Not only theologically but also pastorally was Gozo Bishop Mario Grech most correct in what he said on in vitro fertilisation (IVF) in his homily on the occasion of the feast of Our Lady of Sorrows (April 1). The adverse criticism subsequently levelled at him (April 2) merely sadly indicates how far astray from the Church’s teachings some of our Christians have gone.

The Church is a society. Like other societies, she has its rules. When members are unwilling to abide by them, the only way open to them is to say “goodbye”. And the Church will absolutely not stop them! But, if they want to continue with membership, their behaviour should be that of adhering faithfully to those same rules. It is absolutely not correct to say that “Catholics could opt to follow” their Church’s teachings.

Reference has been made to the behaviour of some “politicians from both sides of the House” who “have rejected the Gozo Bishop appeal against artificial fertilisation”. I am sure these same politicians agree with me if I remark that theology is not their “field”. Only a few months ago, we have had some of them heretically opposing the Church’s teachings on the indissolubility of marriage. Yes, the indissolubility of marriage was by the Church solemnly defined as a “dogma”!

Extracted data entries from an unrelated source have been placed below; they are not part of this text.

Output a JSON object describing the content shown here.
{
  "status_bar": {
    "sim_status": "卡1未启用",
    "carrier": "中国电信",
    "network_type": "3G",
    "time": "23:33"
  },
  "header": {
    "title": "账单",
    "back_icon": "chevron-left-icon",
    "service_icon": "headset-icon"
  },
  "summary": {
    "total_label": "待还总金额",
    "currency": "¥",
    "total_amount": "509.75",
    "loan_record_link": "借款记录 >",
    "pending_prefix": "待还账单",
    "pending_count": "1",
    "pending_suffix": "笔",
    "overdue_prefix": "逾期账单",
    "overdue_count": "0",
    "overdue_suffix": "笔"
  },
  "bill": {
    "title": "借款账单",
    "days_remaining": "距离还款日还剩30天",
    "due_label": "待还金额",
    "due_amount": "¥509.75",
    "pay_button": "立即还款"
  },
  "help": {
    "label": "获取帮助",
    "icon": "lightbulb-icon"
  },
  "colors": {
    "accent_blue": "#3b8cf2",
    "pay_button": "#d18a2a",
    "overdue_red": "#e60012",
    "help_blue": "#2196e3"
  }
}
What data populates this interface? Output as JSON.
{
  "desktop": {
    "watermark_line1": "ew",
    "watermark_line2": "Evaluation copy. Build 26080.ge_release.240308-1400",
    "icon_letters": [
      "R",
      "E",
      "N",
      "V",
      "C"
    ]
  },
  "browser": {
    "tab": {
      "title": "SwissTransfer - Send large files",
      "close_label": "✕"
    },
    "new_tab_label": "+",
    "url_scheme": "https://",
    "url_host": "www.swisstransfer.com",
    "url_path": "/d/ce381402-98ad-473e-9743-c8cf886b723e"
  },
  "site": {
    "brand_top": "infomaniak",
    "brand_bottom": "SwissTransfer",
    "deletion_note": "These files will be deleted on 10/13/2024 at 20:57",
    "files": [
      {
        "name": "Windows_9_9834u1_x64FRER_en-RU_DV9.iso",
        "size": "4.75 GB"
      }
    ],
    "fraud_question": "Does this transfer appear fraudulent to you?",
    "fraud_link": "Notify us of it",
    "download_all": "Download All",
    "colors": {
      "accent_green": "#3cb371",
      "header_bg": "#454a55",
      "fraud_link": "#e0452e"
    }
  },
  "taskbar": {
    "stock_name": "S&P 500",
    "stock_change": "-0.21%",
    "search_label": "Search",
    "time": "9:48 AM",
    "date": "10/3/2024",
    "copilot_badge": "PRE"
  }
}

Now the IVF. And next what?

I remember when Pope Benedict XVI, speaking on May 21, 2010 to the Pontifical Council for the Laity, said that the contribution of Catholics in the political arena could be “decisive only if the intelligence of faith becomes intelligence of reality, the key to judgement and transformation”. And he continued to note that “there is need for authentically Christian politicians, but even more for lay faithful who are witnesses to Christ and the Gospel in the civil and political community”.

Pope Benedict then insisted that Catholic political leaders were to participate in political life “in a way that is always coherent with the teaching of the Church”. On that same occasion, Archbishop Rino Fisichella, then Rector of the Pontifical Lateran University and unofficial chaplain to Italy’s Parliament, noted that there is “an urgent need to begin preparing a new generation of Catholic politicians”.

Archbishop Fisichella was then also president of the Pontifical Academy for Life. He manifested his fear that politics “will become an occupation like so many others that lack any sort of idealism” going even so far as to assert that a Christian politician could “fall prey to easy compromise and would no longer be able to have an authentic passion for the truth”.

That was an occasion when Pope Benedict showed himself worried about the question of gender and life issues. Not less than Archbishop Fisichella, the Pope was worried about the behaviour of some Christian politicians who would fall prey to “easy compromise and would no longer be able to have an authentic passion for the truth”. In an allusion to gender and life issues, the Pope pointed out that “defending the truth about the human person was an especially important task for today’s politicians”. He added that “the social question has become, at the same time, an anthropological question”, so that the Church should help prepare Catholics for “social and political commitment” based not on “ideologies and political commitment but on the desire to serve humanity and the common good in the light of the Gospel”.

A point which struck me very much in Bishop Grech’s homily was that when he noted that “it hurts when politicians take up front seats in liturgical celebrations but are ethically absent when they take up their seats in Parliament”. Happily, I say that this is a point on which I also have had occasion to comment. Yes, it hurts, and very much, when politicians go against the Church’s teachings and then present themselves to receive Holy Communion.

I am most sorry that I have had to be so clear. But my Maltese brothers and sisters will easily undestand a priest’s feelings when he reflects on such scenes of aberrations against the Church’s teachings!